The slot machine, also known as the one-armed bandit, is a gambling device that involves dropping coins or tokens into a slots and pulling a handle to activate one to three reels marked with different symbols. The machine returns its money by dropping two or more coins into a cup, or a trough. This depends on how many symbols are lined up at the end of the rotating reels. The symbols used are stars, cards suits, bars and numbers (7 is a favorite), and various pictured fruits like cherries, plums and oranges and lemons–along with the jackpot, and bar.

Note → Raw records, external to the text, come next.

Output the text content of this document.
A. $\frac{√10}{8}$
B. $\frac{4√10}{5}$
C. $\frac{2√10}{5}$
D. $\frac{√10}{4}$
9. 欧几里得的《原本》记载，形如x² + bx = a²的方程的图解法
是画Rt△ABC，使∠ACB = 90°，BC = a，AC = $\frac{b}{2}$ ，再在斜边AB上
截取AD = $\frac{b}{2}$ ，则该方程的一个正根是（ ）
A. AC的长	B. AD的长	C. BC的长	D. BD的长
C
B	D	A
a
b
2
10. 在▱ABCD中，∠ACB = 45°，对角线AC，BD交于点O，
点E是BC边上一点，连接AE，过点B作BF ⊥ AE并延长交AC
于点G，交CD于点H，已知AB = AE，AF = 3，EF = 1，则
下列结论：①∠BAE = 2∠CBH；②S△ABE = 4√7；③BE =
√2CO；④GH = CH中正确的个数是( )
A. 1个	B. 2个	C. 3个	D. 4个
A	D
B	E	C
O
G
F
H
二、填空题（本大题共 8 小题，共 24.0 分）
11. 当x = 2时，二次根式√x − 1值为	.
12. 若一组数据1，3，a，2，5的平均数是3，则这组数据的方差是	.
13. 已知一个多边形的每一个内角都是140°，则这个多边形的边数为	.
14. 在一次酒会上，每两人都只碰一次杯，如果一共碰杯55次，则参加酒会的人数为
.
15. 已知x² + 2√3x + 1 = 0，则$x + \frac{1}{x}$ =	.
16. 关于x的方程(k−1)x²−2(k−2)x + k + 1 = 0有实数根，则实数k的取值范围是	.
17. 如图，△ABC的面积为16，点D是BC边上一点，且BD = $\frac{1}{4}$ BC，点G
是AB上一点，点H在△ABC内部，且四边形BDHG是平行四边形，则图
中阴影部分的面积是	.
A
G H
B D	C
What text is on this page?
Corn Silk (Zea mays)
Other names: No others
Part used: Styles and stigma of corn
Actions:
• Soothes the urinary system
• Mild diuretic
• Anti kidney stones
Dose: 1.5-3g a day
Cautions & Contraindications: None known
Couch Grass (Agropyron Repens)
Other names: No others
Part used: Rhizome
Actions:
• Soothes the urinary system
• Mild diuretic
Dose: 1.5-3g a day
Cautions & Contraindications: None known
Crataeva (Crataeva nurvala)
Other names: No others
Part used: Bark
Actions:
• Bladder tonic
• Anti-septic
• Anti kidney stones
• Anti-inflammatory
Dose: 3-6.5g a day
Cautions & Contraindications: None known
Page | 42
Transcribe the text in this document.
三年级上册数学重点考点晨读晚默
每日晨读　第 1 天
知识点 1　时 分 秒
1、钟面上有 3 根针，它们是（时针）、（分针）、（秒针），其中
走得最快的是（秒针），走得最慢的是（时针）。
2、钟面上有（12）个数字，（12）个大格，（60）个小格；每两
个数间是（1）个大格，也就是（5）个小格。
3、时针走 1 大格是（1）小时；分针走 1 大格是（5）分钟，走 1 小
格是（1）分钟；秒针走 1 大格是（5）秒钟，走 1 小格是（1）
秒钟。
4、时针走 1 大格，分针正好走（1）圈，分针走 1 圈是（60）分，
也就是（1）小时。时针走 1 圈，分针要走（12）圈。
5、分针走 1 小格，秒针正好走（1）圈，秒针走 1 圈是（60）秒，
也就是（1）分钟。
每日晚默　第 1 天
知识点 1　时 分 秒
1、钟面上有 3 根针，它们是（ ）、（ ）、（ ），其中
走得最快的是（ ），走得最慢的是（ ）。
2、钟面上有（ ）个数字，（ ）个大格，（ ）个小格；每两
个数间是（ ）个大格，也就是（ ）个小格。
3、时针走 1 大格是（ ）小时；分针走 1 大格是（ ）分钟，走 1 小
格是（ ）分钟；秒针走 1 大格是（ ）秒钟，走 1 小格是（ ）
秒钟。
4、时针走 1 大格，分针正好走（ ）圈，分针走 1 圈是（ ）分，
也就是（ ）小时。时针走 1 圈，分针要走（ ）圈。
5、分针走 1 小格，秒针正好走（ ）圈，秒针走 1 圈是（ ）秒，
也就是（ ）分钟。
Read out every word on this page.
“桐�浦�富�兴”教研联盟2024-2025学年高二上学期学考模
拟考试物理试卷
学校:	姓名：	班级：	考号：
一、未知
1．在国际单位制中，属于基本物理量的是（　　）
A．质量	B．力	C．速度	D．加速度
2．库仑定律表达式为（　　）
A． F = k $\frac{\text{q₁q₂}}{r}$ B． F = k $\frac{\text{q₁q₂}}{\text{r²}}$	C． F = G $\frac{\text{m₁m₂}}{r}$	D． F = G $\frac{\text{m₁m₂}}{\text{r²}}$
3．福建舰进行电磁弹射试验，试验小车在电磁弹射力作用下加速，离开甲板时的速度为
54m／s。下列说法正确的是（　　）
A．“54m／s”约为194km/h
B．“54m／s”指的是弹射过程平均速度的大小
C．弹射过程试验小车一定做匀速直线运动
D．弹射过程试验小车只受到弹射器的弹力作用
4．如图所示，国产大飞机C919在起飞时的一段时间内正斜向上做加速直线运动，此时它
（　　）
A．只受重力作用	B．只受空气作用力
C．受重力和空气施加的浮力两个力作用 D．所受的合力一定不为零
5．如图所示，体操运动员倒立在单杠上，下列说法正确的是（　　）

Slot Machine, which is shorthand for nickel-in the-slot machine, was initially used to describe automatic vending machine. However, it became almost exclusively a reference to gambling devices in the 20th Century. Although they were novelty devices, the first coin-operated gambling machines in America date back to 1880s. They included two horses that raced after a coin was inserted into the machine. These machines were placed on bars in saloons or similar establishments and attracted wagering among patrons. The majority of machines paid the proprietor in drinks, cigars, or trade checks, which were special-minted metal tokens that could be used to exchange for refreshments. In 1888, machines that could pay in coins were available. The first machines had coins that fell on an internal balance scale. This could cause the coin to tip over and spill out other coins. Later devices included a rotating indicator and a circular display.

Charles August Fey, a Bavarian-born American inventor, invented the first modern slot machines. He was a mechanic from San Francisco at the time and built his first coin-operated gambling device in 1894. Fey built the 4-11-444 in his basement the following year. It was so popular at a local saloon, that Fey quit his job to open a factory to make more. The first three-reel, automatic cash payout slot machine was built by Fey in 1898. The handle of the Card Bell set the reels into motion when it was pushed. playing cards suitmarks lined up to form Poker hands. The Liberty Bell was his next slot machine. It used bells and horseshoes in addition to playing card suitmarks. The top payout was awarded to the player who has three bells in a row. Due to the 1906 San Francisco earthquake only four of the more than 100 Liberty Bell machines made by Fey survived. The Liberty Bell was a hit with San Francisco saloon patrons and was copied quickly by Fey’s rivals, the Mills Novelty Company in Chicago.